On Thu, 12 Jul 2012 11:32:01 -0400
Mark Montague <m...@catseye.org> wrote:

> On July 12, 2012 11:03 , Tom Browder <tom.brow...@gmail.com> wrote:
> > I like the "friendly" approach, but I made the statement. "I want to 
> > have NO http traffic on my site," because I saw in a post from a 
> > Mozilla Persona site a reference to another link that there is a 
> > possibility of a man-in-the-middle attack using it.
> 
> It is trivial to do a man-in-the-middle attack against HTTP.
> 
> HTTPS makes it harder to do man-in-the-middle (MITM) attacks, but MITM 
> attacks are still possible against HTTPS.

Up to a point, Lord Copper.

> 1. An HTTPS proxy.

Browser will warn you in no uncertain terms.  You'd need a bit of
social engineering: get a certificate for the domain whose traffic
you're snooping on, or a domain name that pretends to be something
it's not and tricks the user.

Of course the latter is facilitated by "Verified by Visa" not merely
encouraging but REQUIRING users to send secure data to an undisclosed
third party: precisely the behaviour a fraudster needs to trick
them into.

> If I were in your situation, I would prefer the solution you originally 
> posted (redirecting all HTTP requests to HTTPS) over disabling HTTPS 
> entirely because it's more user-friendly.

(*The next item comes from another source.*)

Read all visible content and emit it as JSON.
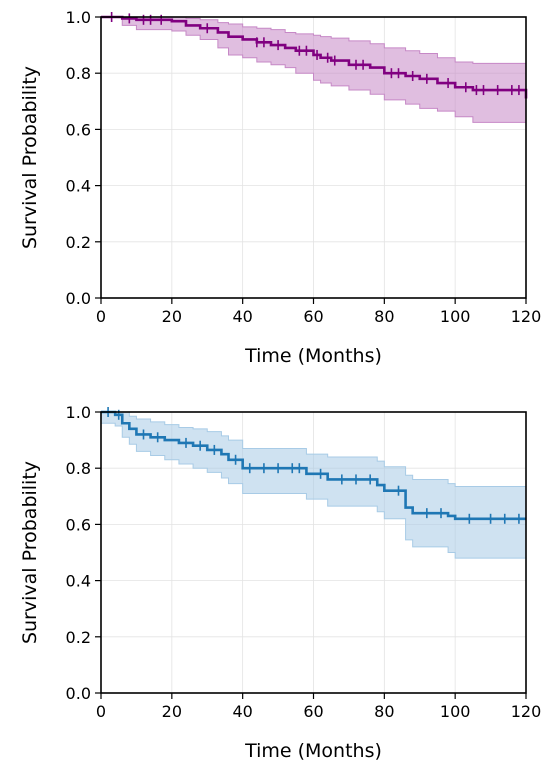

And if I were a man-in-the-middle, I could trivially redirect them
to my evil proxy, thus capturing the session.

  If an attacker used a MITM 
> attack against the HTTP traffic, the only thing going through your 
> server is the redirect itself.  An attacker could choose to do more 
> things than your server allows -- for example, they could proxy all HTTP 
> requests to the HTTPS virtual host on your server, thus making your 
> entire site available through them via HTTP -- but note that disabling 
> HTTP on your server will do nothing to prevent this

It'll prevent a trivial redirect as above!

>        while making your 
> site harder to access for users who don't know to type "https://"; in 
> their browser location bars as a part of all URLs for your site.

Why will it be harder?  If there's no "http://"; URL, noone will link
to it or bookmark it in the first place.  All links to you (including
google et al) will go directly to the secure URL.